I could also say the Armenian prisoners of war, civilians and soldiers that the Baku regime, despite international law, still refuses to return to their families; tell how the cultural heritage of Artsakh, two thousand years old, will disappear under the Azeri bulldozers. As was the case in the once Armenian Nakhichevan. But maybe this time Mr. Le Drian will brave the neutrality enclosure in which it is so good to live and ensure that the prisoners of war return home safe and sound and that these architectural treasures, which are the much of humanity as a whole, from being reduced to rubble by his “friends”, as he says, for a long time.
I could also speak, since I am an actor, of the crisis affecting the world of culture ; to say the halls and the theater and dance companies, large and small, the orchestras of all kinds which risk disappearing definitively, not to mention the night restaurants and all the trades which populate them. I could still warn that the public suffers from no longer meeting at the theater, then at the corner café to debate over a drink while remaking the world. I could rehash the wonderful mystery of a performance hall where people lock themselves in the dark so that there is light; recall the illuminating darkness where time stands still in order to catch its breath in the looks in search of beauty; recall how, in the space of a play, a concert or a film, innocent joy meets and appeases the demon of everyday life. I could repeat why the nourishment of the spirit is no less essential than that of the body. Yes, I could talk about all of that.

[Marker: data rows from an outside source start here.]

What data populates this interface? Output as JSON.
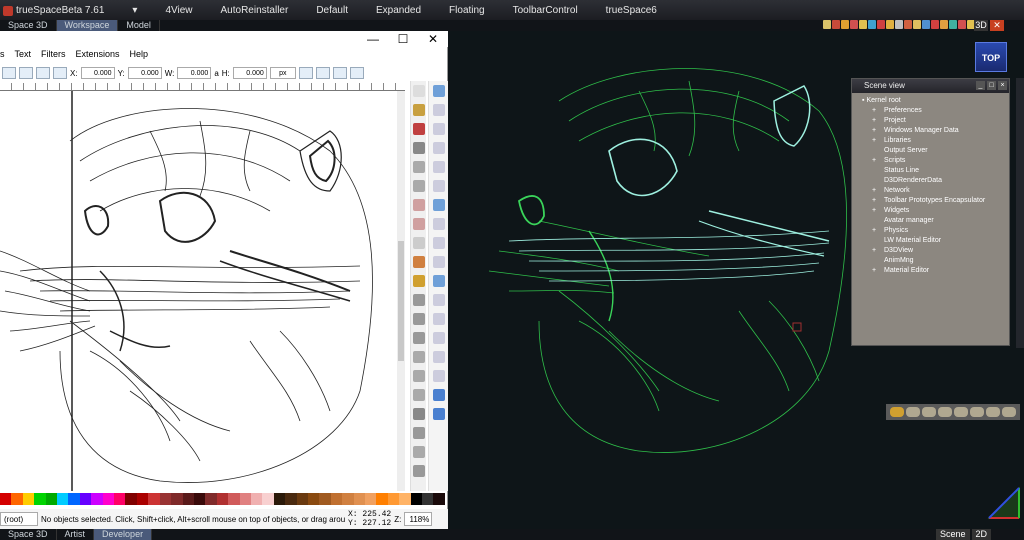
{
  "ts_top": {
    "app_title": "trueSpaceBeta 7.61",
    "tabs": [
      "4View",
      "AutoReinstaller",
      "Default",
      "Expanded",
      "Floating",
      "ToolbarControl",
      "trueSpace6"
    ]
  },
  "ts_window_tabs": {
    "items": [
      "Space 3D",
      "Workspace",
      "Model"
    ],
    "active": "Workspace"
  },
  "ts_right": {
    "mode_3d": "3D",
    "view_label": "TOP"
  },
  "inkscape": {
    "window_controls": [
      "—",
      "☐",
      "✕"
    ],
    "menu": [
      "s",
      "Text",
      "Filters",
      "Extensions",
      "Help"
    ],
    "toolbar": {
      "x_label": "X:",
      "x_value": "0.000",
      "y_label": "Y:",
      "y_value": "0.000",
      "w_label": "W:",
      "w_value": "0.000",
      "lock": "a",
      "h_label": "H:",
      "h_value": "0.000",
      "unit": "px"
    },
    "palette": [
      "#d40000",
      "#ff6600",
      "#ffcc00",
      "#00d400",
      "#00aa00",
      "#00ccff",
      "#0066ff",
      "#6600ff",
      "#cc00ff",
      "#ff00cc",
      "#ff0066",
      "#800000",
      "#aa0000",
      "#cc3333",
      "#993333",
      "#7f2a2a",
      "#5a1a1a",
      "#3a0a0a",
      "#802b2b",
      "#b03030",
      "#d05a5a",
      "#e08080",
      "#f0b0b0",
      "#f8d0d0",
      "#2b1a0a",
      "#4a2a10",
      "#6a3a10",
      "#8a4a10",
      "#a05a20",
      "#c07030",
      "#d08040",
      "#e09050",
      "#f0a060",
      "#ff7f00",
      "#ff9933",
      "#ffb366",
      "#000000",
      "#333333",
      "#1a0a0a"
    ],
    "status": {
      "layer": "(root)",
      "message": "No objects selected. Click, Shift+click, Alt+scroll mouse on top of objects, or drag around ob",
      "x_label": "X:",
      "x": "225.42",
      "y_label": "Y:",
      "y": "227.12",
      "z_label": "Z:",
      "zoom": "118%"
    }
  },
  "scene_view": {
    "title": "Scene view",
    "root": "Kernel root",
    "items": [
      {
        "label": "Preferences",
        "expandable": true
      },
      {
        "label": "Project",
        "expandable": true
      },
      {
        "label": "Windows Manager Data",
        "expandable": true
      },
      {
        "label": "Libraries",
        "expandable": true
      },
      {
        "label": "Output Server",
        "expandable": false
      },
      {
        "label": "Scripts",
        "expandable": true
      },
      {
        "label": "Status Line",
        "expandable": false
      },
      {
        "label": "D3DRendererData",
        "expandable": false
      },
      {
        "label": "Network",
        "expandable": true
      },
      {
        "label": "Toolbar Prototypes Encapsulator",
        "expandable": true
      },
      {
        "label": "Widgets",
        "expandable": true
      },
      {
        "label": "Avatar manager",
        "expandable": false
      },
      {
        "label": "Physics",
        "expandable": true
      },
      {
        "label": "LW Material Editor",
        "expandable": false
      },
      {
        "label": "D3DView",
        "expandable": true
      },
      {
        "label": "AnimMng",
        "expandable": false
      },
      {
        "label": "Material Editor",
        "expandable": true
      }
    ]
  },
  "ts_bottom": {
    "tabs": [
      "Space 3D",
      "Artist",
      "Developer"
    ],
    "active": "Developer",
    "scene": "Scene",
    "mode_2d": "2D"
  },
  "colors": {
    "ts_bg": "#1c1d22",
    "viewport": "#0e1518",
    "wire_green": "#3ad45a",
    "wire_cyan": "#9ef0e0",
    "scene_panel": "#8c8780"
  }
}
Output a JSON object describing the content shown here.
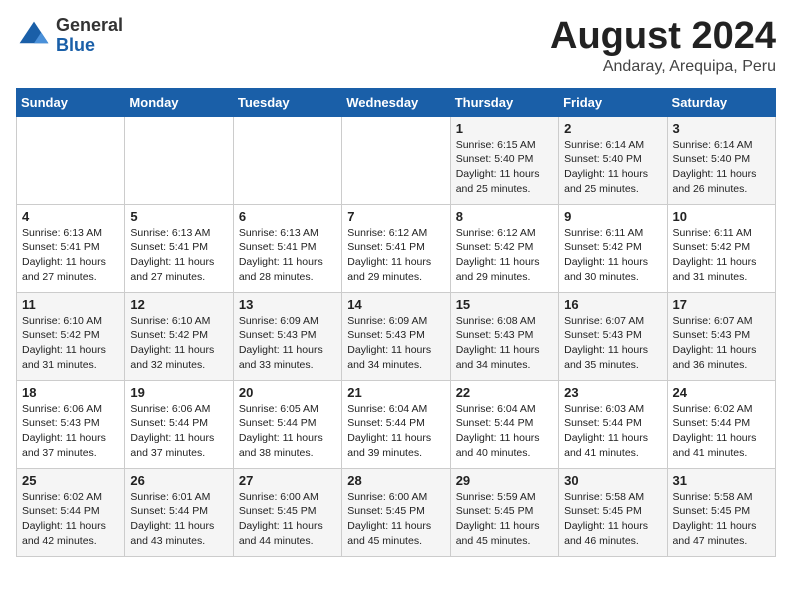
{
  "header": {
    "logo_general": "General",
    "logo_blue": "Blue",
    "month_title": "August 2024",
    "location": "Andaray, Arequipa, Peru"
  },
  "calendar": {
    "days_of_week": [
      "Sunday",
      "Monday",
      "Tuesday",
      "Wednesday",
      "Thursday",
      "Friday",
      "Saturday"
    ],
    "weeks": [
      [
        {
          "day": "",
          "info": ""
        },
        {
          "day": "",
          "info": ""
        },
        {
          "day": "",
          "info": ""
        },
        {
          "day": "",
          "info": ""
        },
        {
          "day": "1",
          "info": "Sunrise: 6:15 AM\nSunset: 5:40 PM\nDaylight: 11 hours\nand 25 minutes."
        },
        {
          "day": "2",
          "info": "Sunrise: 6:14 AM\nSunset: 5:40 PM\nDaylight: 11 hours\nand 25 minutes."
        },
        {
          "day": "3",
          "info": "Sunrise: 6:14 AM\nSunset: 5:40 PM\nDaylight: 11 hours\nand 26 minutes."
        }
      ],
      [
        {
          "day": "4",
          "info": "Sunrise: 6:13 AM\nSunset: 5:41 PM\nDaylight: 11 hours\nand 27 minutes."
        },
        {
          "day": "5",
          "info": "Sunrise: 6:13 AM\nSunset: 5:41 PM\nDaylight: 11 hours\nand 27 minutes."
        },
        {
          "day": "6",
          "info": "Sunrise: 6:13 AM\nSunset: 5:41 PM\nDaylight: 11 hours\nand 28 minutes."
        },
        {
          "day": "7",
          "info": "Sunrise: 6:12 AM\nSunset: 5:41 PM\nDaylight: 11 hours\nand 29 minutes."
        },
        {
          "day": "8",
          "info": "Sunrise: 6:12 AM\nSunset: 5:42 PM\nDaylight: 11 hours\nand 29 minutes."
        },
        {
          "day": "9",
          "info": "Sunrise: 6:11 AM\nSunset: 5:42 PM\nDaylight: 11 hours\nand 30 minutes."
        },
        {
          "day": "10",
          "info": "Sunrise: 6:11 AM\nSunset: 5:42 PM\nDaylight: 11 hours\nand 31 minutes."
        }
      ],
      [
        {
          "day": "11",
          "info": "Sunrise: 6:10 AM\nSunset: 5:42 PM\nDaylight: 11 hours\nand 31 minutes."
        },
        {
          "day": "12",
          "info": "Sunrise: 6:10 AM\nSunset: 5:42 PM\nDaylight: 11 hours\nand 32 minutes."
        },
        {
          "day": "13",
          "info": "Sunrise: 6:09 AM\nSunset: 5:43 PM\nDaylight: 11 hours\nand 33 minutes."
        },
        {
          "day": "14",
          "info": "Sunrise: 6:09 AM\nSunset: 5:43 PM\nDaylight: 11 hours\nand 34 minutes."
        },
        {
          "day": "15",
          "info": "Sunrise: 6:08 AM\nSunset: 5:43 PM\nDaylight: 11 hours\nand 34 minutes."
        },
        {
          "day": "16",
          "info": "Sunrise: 6:07 AM\nSunset: 5:43 PM\nDaylight: 11 hours\nand 35 minutes."
        },
        {
          "day": "17",
          "info": "Sunrise: 6:07 AM\nSunset: 5:43 PM\nDaylight: 11 hours\nand 36 minutes."
        }
      ],
      [
        {
          "day": "18",
          "info": "Sunrise: 6:06 AM\nSunset: 5:43 PM\nDaylight: 11 hours\nand 37 minutes."
        },
        {
          "day": "19",
          "info": "Sunrise: 6:06 AM\nSunset: 5:44 PM\nDaylight: 11 hours\nand 37 minutes."
        },
        {
          "day": "20",
          "info": "Sunrise: 6:05 AM\nSunset: 5:44 PM\nDaylight: 11 hours\nand 38 minutes."
        },
        {
          "day": "21",
          "info": "Sunrise: 6:04 AM\nSunset: 5:44 PM\nDaylight: 11 hours\nand 39 minutes."
        },
        {
          "day": "22",
          "info": "Sunrise: 6:04 AM\nSunset: 5:44 PM\nDaylight: 11 hours\nand 40 minutes."
        },
        {
          "day": "23",
          "info": "Sunrise: 6:03 AM\nSunset: 5:44 PM\nDaylight: 11 hours\nand 41 minutes."
        },
        {
          "day": "24",
          "info": "Sunrise: 6:02 AM\nSunset: 5:44 PM\nDaylight: 11 hours\nand 41 minutes."
        }
      ],
      [
        {
          "day": "25",
          "info": "Sunrise: 6:02 AM\nSunset: 5:44 PM\nDaylight: 11 hours\nand 42 minutes."
        },
        {
          "day": "26",
          "info": "Sunrise: 6:01 AM\nSunset: 5:44 PM\nDaylight: 11 hours\nand 43 minutes."
        },
        {
          "day": "27",
          "info": "Sunrise: 6:00 AM\nSunset: 5:45 PM\nDaylight: 11 hours\nand 44 minutes."
        },
        {
          "day": "28",
          "info": "Sunrise: 6:00 AM\nSunset: 5:45 PM\nDaylight: 11 hours\nand 45 minutes."
        },
        {
          "day": "29",
          "info": "Sunrise: 5:59 AM\nSunset: 5:45 PM\nDaylight: 11 hours\nand 45 minutes."
        },
        {
          "day": "30",
          "info": "Sunrise: 5:58 AM\nSunset: 5:45 PM\nDaylight: 11 hours\nand 46 minutes."
        },
        {
          "day": "31",
          "info": "Sunrise: 5:58 AM\nSunset: 5:45 PM\nDaylight: 11 hours\nand 47 minutes."
        }
      ]
    ]
  }
}
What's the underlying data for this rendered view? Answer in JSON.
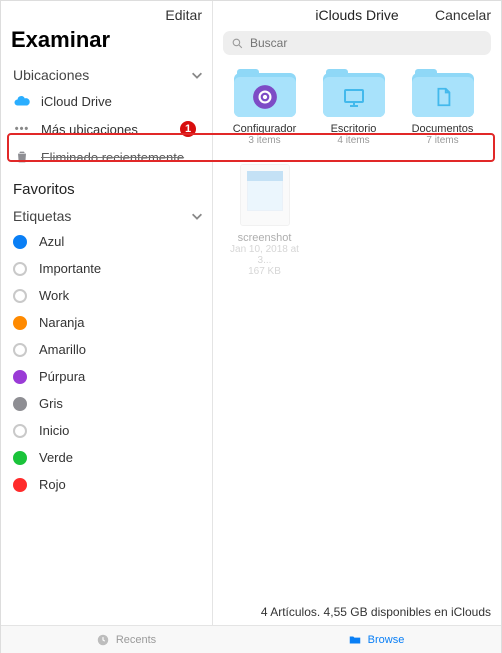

But I am a son too, and I would like to talk about my mother, my shadow heroine. Her name is Sima, she is almost 84 years old. She just lost her cat. She is sad. The day before yesterday, I went to her house and found her in tears.
– Mom why are you crying?
– It’s nothing.
– Mom, it’s been two weeks since your cat died.
– I’m not crying for him.
– Why then ?
– I’m waiting to be vaccinated.
– So what ?
– So what the hell!
– It will pass, mom …
– It will pass, yes, and me, I will pass with.
Here is Sima, my mother is waiting. What does this mother want beyond this long-delayed vaccination? It is coming back to the theater, going to a restaurant, without worrying to hold her grandchildren to your heart, to stroll as still as she can on her crutches, to have her coffee on the terrace, to resume her life.